The Splicing Mechanism at Canonical Sites

The process of removing introns is carried out by a large molecular machine called the spliceosome. The spliceosome is composed of small nuclear RNAs (snRNAs) and proteins, which together form complexes known as small nuclear ribonucleoproteins, or snRNPs. These snRNPs are the components that recognize and bind to the canonical splice sites on the pre-mRNA.

The splicing reaction proceeds through a precise, two-step chemical process. In the first step, a specific snRNP recognizes the 5′ splice site (GU), while another binds to the branch point adenine within the intron. The branch point adenine then attacks the 5′ splice site, cutting the pre-mRNA. This action forms a loop-like structure called a lariat, where the 5′ end of the intron is linked to the branch point adenine.

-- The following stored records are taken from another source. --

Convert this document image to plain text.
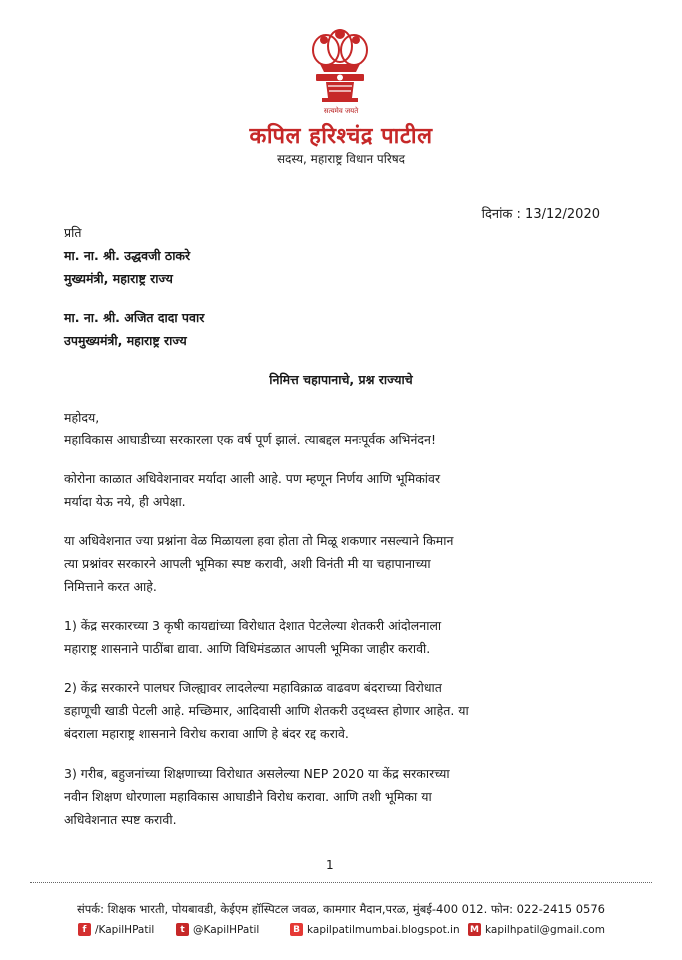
सत्यमेव जयते
कपिल हरिश्चंद्र पाटील
सदस्य, महाराष्ट्र विधान परिषद
दिनांक : 13/12/2020
प्रति
मा. ना. श्री. उद्धवजी ठाकरे
मुख्यमंत्री, महाराष्ट्र राज्य
मा. ना. श्री. अजित दादा पवार
उपमुख्यमंत्री, महाराष्ट्र राज्य
निमित्त चहापानाचे, प्रश्न राज्याचे
महोदय,
महाविकास आघाडीच्या सरकारला एक वर्ष पूर्ण झालं. त्याबद्दल मनःपूर्वक अभिनंदन!
कोरोना काळात अधिवेशनावर मर्यादा आली आहे. पण म्हणून निर्णय आणि भूमिकांवर
मर्यादा येऊ नये, ही अपेक्षा.
या अधिवेशनात ज्या प्रश्नांना वेळ मिळायला हवा होता तो मिळू शकणार नसल्याने किमान
त्या प्रश्नांवर सरकारने आपली भूमिका स्पष्ट करावी, अशी विनंती मी या चहापानाच्या
निमित्ताने करत आहे.
1) केंद्र सरकारच्या 3 कृषी कायद्यांच्या विरोधात देशात पेटलेल्या शेतकरी आंदोलनाला
महाराष्ट्र शासनाने पाठींबा द्यावा. आणि विधिमंडळात आपली भूमिका जाहीर करावी.
2) केंद्र सरकारने पालघर जिल्ह्यावर लादलेल्या महाविक्राळ वाढवण बंदराच्या विरोधात
डहाणूची खाडी पेटली आहे. मच्छिमार, आदिवासी आणि शेतकरी उद्ध्वस्त होणार आहेत. या
बंदराला महाराष्ट्र शासनाने विरोध करावा आणि हे बंदर रद्द करावे.
3) गरीब, बहुजनांच्या शिक्षणाच्या विरोधात असलेल्या NEP 2020 या केंद्र सरकारच्या
नवीन शिक्षण धोरणाला महाविकास आघाडीने विरोध करावा. आणि तशी भूमिका या
अधिवेशनात स्पष्ट करावी.
1
संपर्क: शिक्षक भारती, पोयबावडी, केईएम हॉस्पिटल जवळ, कामगार मैदान,परळ, मुंबई-400 012. फोन: 022-2415 0576
f /KapilHPatil	t @KapilHPatil	B kapilpatilmumbai.blogspot.in M kapilhpatil@gmail.com
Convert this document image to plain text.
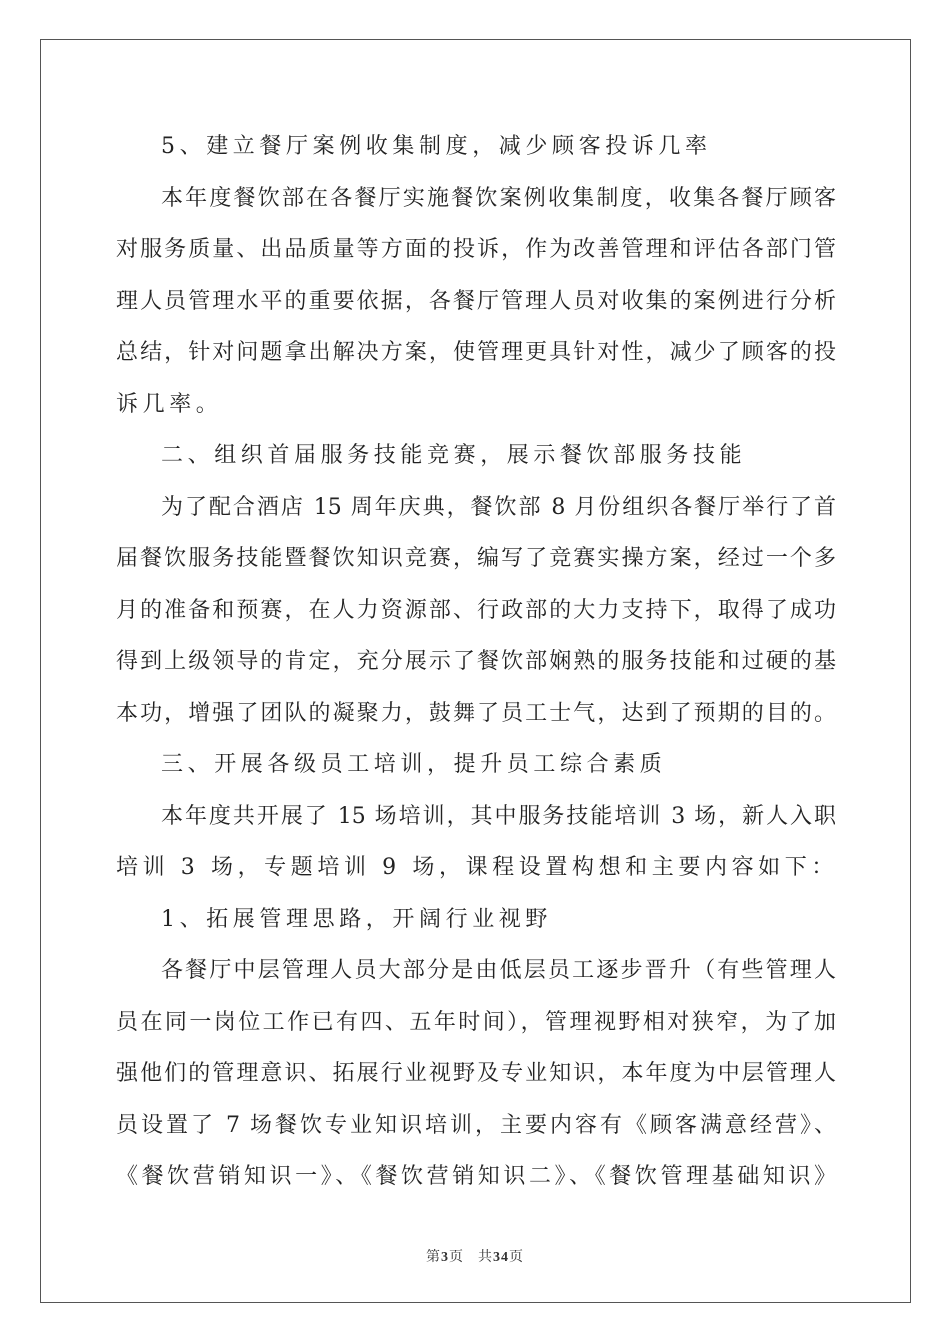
5、建立餐厅案例收集制度，减少顾客投诉几率
本年度餐饮部在各餐厅实施餐饮案例收集制度，收集各餐厅顾客
对服务质量、出品质量等方面的投诉，作为改善管理和评估各部门管
理人员管理水平的重要依据，各餐厅管理人员对收集的案例进行分析
总结，针对问题拿出解决方案，使管理更具针对性，减少了顾客的投
诉几率。
二、组织首届服务技能竞赛，展示餐饮部服务技能
为了配合酒店 15 周年庆典，餐饮部 8 月份组织各餐厅举行了首
届餐饮服务技能暨餐饮知识竞赛，编写了竞赛实操方案，经过一个多
月的准备和预赛，在人力资源部、行政部的大力支持下，取得了成功
得到上级领导的肯定，充分展示了餐饮部娴熟的服务技能和过硬的基
本功，增强了团队的凝聚力，鼓舞了员工士气，达到了预期的目的。
三、开展各级员工培训，提升员工综合素质
本年度共开展了 15 场培训，其中服务技能培训 3 场，新人入职
培训 3 场，专题培训 9 场，课程设置构想和主要内容如下：
1、拓展管理思路，开阔行业视野
各餐厅中层管理人员大部分是由低层员工逐步晋升（有些管理人
员在同一岗位工作已有四、五年时间），管理视野相对狭窄，为了加
强他们的管理意识、拓展行业视野及专业知识，本年度为中层管理人
员设置了 7 场餐饮专业知识培训，主要内容有《顾客满意经营》、
《餐饮营销知识一》、《餐饮营销知识二》、《餐饮管理基础知识》
第3页 共34页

This initial reaction frees the 3′ end of the first exon. In the second step, this newly available end of the exon attacks the 3′ splice site (AG) at the end of the intron. This attack joins the two exons together, creating a continuous coding sequence. At the same time, it releases the intron lariat, which is subsequently degraded by the cell.

Canonical Splice Sites and Human Disease

Disruptions to RNA splicing can have severe health consequences, as mutations that alter a canonical splice site are a cause of many genetic disorders. These mutations prevent the spliceosome from accurately identifying intron-exon boundaries, leading to errors in the final mRNA molecule. These errors can manifest in several ways, such as exon skipping, where an entire exon is removed, or intron retention, where an intron is incorrectly included. In some cases, a mutation can activate a cryptic splice site—a nearby sequence not normally used.

Any of these errors can shift the reading frame of the genetic code, often introducing a premature stop codon that halts protein production. The resulting protein may be truncated, unstable, or non-functional. Many inherited diseases are linked to these mutations, including certain forms of cystic fibrosis, beta-thalassemia, and spinal muscular atrophy.